The words ‘holy’, ‘hallowed’, or from the Latin root ‘sanctified’ all come from the Hebrew ‘kadosh/kodesh’ which present the idea of being ‘set-apart’ or ‘separated’. The Sabbath day is separated from all the other days of the week solely because of a command that proceeded out of the mouth of the Almighty. It is holy simply because God said so. In the same manner therefore we are separated by the commandments of God.
The injunction to be holy is mentioned as the conclusion of the dietary laws in Leviticus eleven. No other reason, health or otherwise is given to us in the Torah for following these food rules but to be holy. I am not saying that holiness is solely in following the dietary laws, but on a general level someone’s culture and even of fellowship boundaries are largely defined by what they eat and how they eat. In the same manner our dietary laws often separate (sanctify) us from society at large who is not always biblically particular about they eat.

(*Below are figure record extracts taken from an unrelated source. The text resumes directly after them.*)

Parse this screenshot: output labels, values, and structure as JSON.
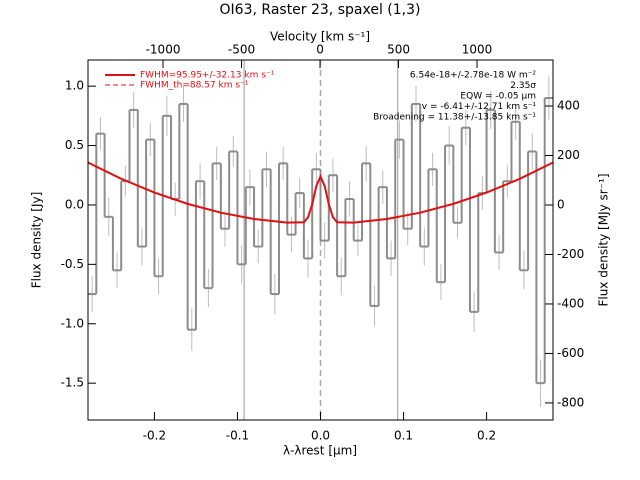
{
  "chart_data": {
    "type": "line",
    "title": "OI63, Raster 23, spaxel (1,3)",
    "xlabel": "λ-λrest [μm]",
    "ylabel": "Flux density [Jy]",
    "x2label": "Velocity [km s⁻¹]",
    "y2label": "Flux density [MJy sr⁻¹]",
    "xlim": [
      -0.28,
      0.28
    ],
    "xticks": [
      -0.2,
      -0.1,
      {
        "value": 0,
        "label": "0.0"
      },
      0.1,
      0.2
    ],
    "ylim": [
      -1.81,
      1.22
    ],
    "yticks": [
      -1.5,
      {
        "value": -1,
        "label": "-1.0"
      },
      -0.5,
      {
        "value": 0,
        "label": "0.0"
      },
      0.5,
      {
        "value": 1,
        "label": "1.0"
      }
    ],
    "x2lim": [
      -1478,
      1484
    ],
    "x2ticks": [
      -1000,
      -500,
      0,
      500,
      1000
    ],
    "y2lim": [
      -869,
      586
    ],
    "y2ticks": [
      -800,
      -600,
      -400,
      -200,
      0,
      200,
      400
    ],
    "vlines": [
      -0.092,
      0.093
    ],
    "dashed_vlines": [
      0
    ],
    "series": [
      {
        "name": "Flux density",
        "color": "#8c8c8c",
        "step": true,
        "error_color": "#bdbdbd",
        "x": [
          -0.275,
          -0.265,
          -0.255,
          -0.245,
          -0.235,
          -0.225,
          -0.215,
          -0.205,
          -0.195,
          -0.185,
          -0.175,
          -0.165,
          -0.155,
          -0.145,
          -0.135,
          -0.125,
          -0.115,
          -0.105,
          -0.095,
          -0.085,
          -0.075,
          -0.065,
          -0.055,
          -0.045,
          -0.035,
          -0.025,
          -0.015,
          -0.005,
          0.005,
          0.015,
          0.025,
          0.035,
          0.045,
          0.055,
          0.065,
          0.075,
          0.085,
          0.095,
          0.105,
          0.115,
          0.125,
          0.135,
          0.145,
          0.155,
          0.165,
          0.175,
          0.185,
          0.195,
          0.205,
          0.215,
          0.225,
          0.235,
          0.245,
          0.255,
          0.265,
          0.275
        ],
        "values": [
          -0.75,
          0.6,
          -0.1,
          -0.55,
          0.2,
          0.8,
          -0.35,
          0.55,
          -0.6,
          0.75,
          0.05,
          0.85,
          -1.05,
          0.2,
          -0.7,
          0.35,
          -0.2,
          0.45,
          -0.5,
          0.15,
          -0.35,
          0.3,
          -0.75,
          0.35,
          -0.25,
          0.1,
          -0.45,
          0.3,
          -0.3,
          0.25,
          -0.6,
          0.05,
          -0.3,
          0.35,
          -0.85,
          0.15,
          -0.45,
          0.55,
          -0.2,
          0.85,
          -0.35,
          0.3,
          -0.65,
          0.5,
          -0.15,
          0.65,
          -0.9,
          0.1,
          0.8,
          -0.4,
          0.2,
          0.7,
          -0.55,
          0.45,
          -1.5,
          0.9
        ],
        "errors": [
          0.15,
          0.14,
          0.16,
          0.15,
          0.13,
          0.15,
          0.16,
          0.14,
          0.15,
          0.17,
          0.14,
          0.15,
          0.18,
          0.15,
          0.16,
          0.14,
          0.15,
          0.13,
          0.16,
          0.15,
          0.14,
          0.15,
          0.17,
          0.14,
          0.15,
          0.13,
          0.16,
          0.14,
          0.15,
          0.14,
          0.16,
          0.15,
          0.13,
          0.15,
          0.17,
          0.14,
          0.15,
          0.16,
          0.14,
          0.15,
          0.16,
          0.14,
          0.15,
          0.16,
          0.13,
          0.15,
          0.17,
          0.14,
          0.16,
          0.15,
          0.14,
          0.15,
          0.16,
          0.15,
          0.2,
          0.18
        ]
      },
      {
        "name": "FWHM=95.95+/-32.13 km s⁻¹",
        "color": "#e01010",
        "x": [
          -0.28,
          -0.24,
          -0.2,
          -0.16,
          -0.12,
          -0.08,
          -0.04,
          -0.02,
          -0.015,
          -0.01,
          -0.005,
          0,
          0.005,
          0.01,
          0.015,
          0.02,
          0.04,
          0.08,
          0.12,
          0.16,
          0.2,
          0.24,
          0.28
        ],
        "values": [
          0.357,
          0.22,
          0.104,
          0.009,
          -0.065,
          -0.118,
          -0.149,
          -0.146,
          -0.104,
          0.005,
          0.16,
          0.24,
          0.16,
          0.005,
          -0.104,
          -0.146,
          -0.149,
          -0.118,
          -0.065,
          0.009,
          0.104,
          0.22,
          0.357
        ]
      }
    ],
    "legend": [
      {
        "label": "FWHM=95.95+/-32.13 km s⁻¹",
        "color": "#e01010",
        "dashed": false
      },
      {
        "label": "FWHM_th=88.57 km s⁻¹",
        "color": "#e01010",
        "dashed": true
      }
    ],
    "annotations": [
      "6.54e-18+/-2.78e-18 W m⁻²",
      "2.35σ",
      "EQW = -0.05 μm",
      "v = -6.41+/-12.71 km s⁻¹",
      "Broadening = 11.38+/-13.85 km s⁻¹"
    ]
  }
}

The solution the holiness conundrum could then be found in the most common of Jewish Hebrew blessings which refers to the Almighty as the One, ‘asher kideshanu bemitsvotav’ meaning: ‘Who has sanctified/separated us by His commandments’. Then, all that makes us holy is not some form of ascetic lifestyle, an ability to extreme self-denial or the performance of miracles, but simply obedience the commandments uttered by the mouth of God., and His commandments are given to us because of His grace and mercy, not because of our works or worth. Simplifying the equation further, we are holy solely because of His mercy and grace.